After Jones ignored a judge’s order to register with DC Police as a class C sex offender, D.C.’s probation office wrote in a report to the courts that Jones “poses a risk to the community” and his “inappropriate deviant sexual behaviors...appears to be exacerbating.”

That’s what allegedly happened April 7, when Jones was arrested for threating to kill a couple living across the street after they caught him exposing himself. Jones was charged two more counts of misdemeanor committing lewd, indecent, and obscene acts. He was once again processed and released by D.C.’s justice system.

Credit: WUSA9

A spokesperson for the U.S. Attorney’s Office wrote in a statement to WUSA9:

Under D.C. law, there is a presumption that defendants will be released pending trial.  Even when someone is on release and is charged with a new offense, unless that new charge is a violent or dangerous crime as defined by D.C. law, a defendant can only be detained briefly in the new case and cannot be detained until trial in the new case.

Back in his Mount Pleasant neighborhood, it took Jones 10 days to reoffend.

This time accused of committing lewd, indecent, and obscene acts in front of a 5-year-old girl and her father. He also threatened to blow up his building before being taken into custody.

“Our system fails,” Clayton said as she watched Jones be put into an MPD transport van. “It’s not protecting our children.”

Ward 1 DC Councilmember Brianne Nadeau told WUSA9 she has “worked to support both the victims and the process for law enforcement and prosecution” but added any changes to the way crimes are prosecuted in the District would be subject to Congressional approval. In March, the Senate overwhelmingly voted to block sweeping reforms to city’s century old criminal code passed by DC Council.

“Our federal government does not care about our residents,” Nadeau told WUSA9. “And most days of the week, we don't have to think about that. But when it comes to our criminal justice system, and when it comes to justice for our residents and our victims, and in this case what you're investigating, it very much matters that the federal government does not care about the people of the District of Columbia.”

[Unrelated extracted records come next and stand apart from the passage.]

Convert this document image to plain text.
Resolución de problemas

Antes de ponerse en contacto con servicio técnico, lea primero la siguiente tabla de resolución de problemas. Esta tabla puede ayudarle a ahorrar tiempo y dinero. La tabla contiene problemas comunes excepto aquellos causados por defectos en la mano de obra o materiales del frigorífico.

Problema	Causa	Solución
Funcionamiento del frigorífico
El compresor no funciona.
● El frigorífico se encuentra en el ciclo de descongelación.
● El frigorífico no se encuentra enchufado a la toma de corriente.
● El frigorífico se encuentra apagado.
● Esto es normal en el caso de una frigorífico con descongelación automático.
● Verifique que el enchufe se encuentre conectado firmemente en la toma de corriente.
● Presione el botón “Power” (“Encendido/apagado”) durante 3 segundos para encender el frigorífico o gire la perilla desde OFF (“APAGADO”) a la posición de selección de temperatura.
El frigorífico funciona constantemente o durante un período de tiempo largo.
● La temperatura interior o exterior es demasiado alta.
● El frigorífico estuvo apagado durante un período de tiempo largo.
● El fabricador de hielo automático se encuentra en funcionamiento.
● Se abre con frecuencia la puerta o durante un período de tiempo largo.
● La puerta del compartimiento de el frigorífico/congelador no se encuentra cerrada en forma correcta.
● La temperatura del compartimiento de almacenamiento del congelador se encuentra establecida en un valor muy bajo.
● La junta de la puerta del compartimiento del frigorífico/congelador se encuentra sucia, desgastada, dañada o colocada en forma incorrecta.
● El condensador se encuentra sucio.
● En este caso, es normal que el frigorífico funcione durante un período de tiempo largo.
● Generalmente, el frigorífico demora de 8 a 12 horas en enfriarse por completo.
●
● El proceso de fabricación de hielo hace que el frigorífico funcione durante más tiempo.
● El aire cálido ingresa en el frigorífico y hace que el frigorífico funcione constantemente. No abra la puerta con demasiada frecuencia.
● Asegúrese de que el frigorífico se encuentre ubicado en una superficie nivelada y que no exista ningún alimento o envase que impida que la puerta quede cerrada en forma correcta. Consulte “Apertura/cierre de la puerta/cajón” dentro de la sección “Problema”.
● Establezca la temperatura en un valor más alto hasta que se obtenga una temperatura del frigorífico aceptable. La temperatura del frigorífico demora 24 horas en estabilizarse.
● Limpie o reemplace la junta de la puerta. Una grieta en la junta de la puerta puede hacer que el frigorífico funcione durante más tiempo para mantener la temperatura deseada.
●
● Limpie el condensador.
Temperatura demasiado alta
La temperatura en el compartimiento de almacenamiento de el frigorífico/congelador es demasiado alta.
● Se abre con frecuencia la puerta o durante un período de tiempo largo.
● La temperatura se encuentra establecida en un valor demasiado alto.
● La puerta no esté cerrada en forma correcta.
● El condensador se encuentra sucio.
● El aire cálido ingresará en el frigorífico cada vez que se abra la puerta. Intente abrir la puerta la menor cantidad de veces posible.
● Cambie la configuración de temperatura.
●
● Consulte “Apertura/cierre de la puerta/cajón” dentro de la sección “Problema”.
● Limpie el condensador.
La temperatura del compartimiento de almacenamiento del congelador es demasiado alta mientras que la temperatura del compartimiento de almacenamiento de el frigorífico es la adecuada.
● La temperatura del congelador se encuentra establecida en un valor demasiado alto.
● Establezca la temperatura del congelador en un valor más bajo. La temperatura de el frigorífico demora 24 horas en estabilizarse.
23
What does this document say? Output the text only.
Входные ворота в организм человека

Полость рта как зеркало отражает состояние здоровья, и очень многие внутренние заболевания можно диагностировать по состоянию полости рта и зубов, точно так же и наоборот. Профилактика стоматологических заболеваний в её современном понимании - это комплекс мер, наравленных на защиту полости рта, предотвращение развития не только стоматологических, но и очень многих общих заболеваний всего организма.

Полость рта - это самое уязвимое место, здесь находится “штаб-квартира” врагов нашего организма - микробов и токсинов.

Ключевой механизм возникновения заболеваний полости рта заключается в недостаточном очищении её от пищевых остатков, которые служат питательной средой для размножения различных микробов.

Jones now faces nine new criminal charges, including misdemeanor sexual abuse of a child for exposing himself and committing sex acts in front of the 5-year-old girl. In fact, all nine new charges are misdemeanors.

The US Attorney’s Office said in court more criminal charges are coming because more victims have now come forward.

When Jones is released from jail the judge barred him from ever returning to that block in Mount Pleasant next to Bancroft Elementary School.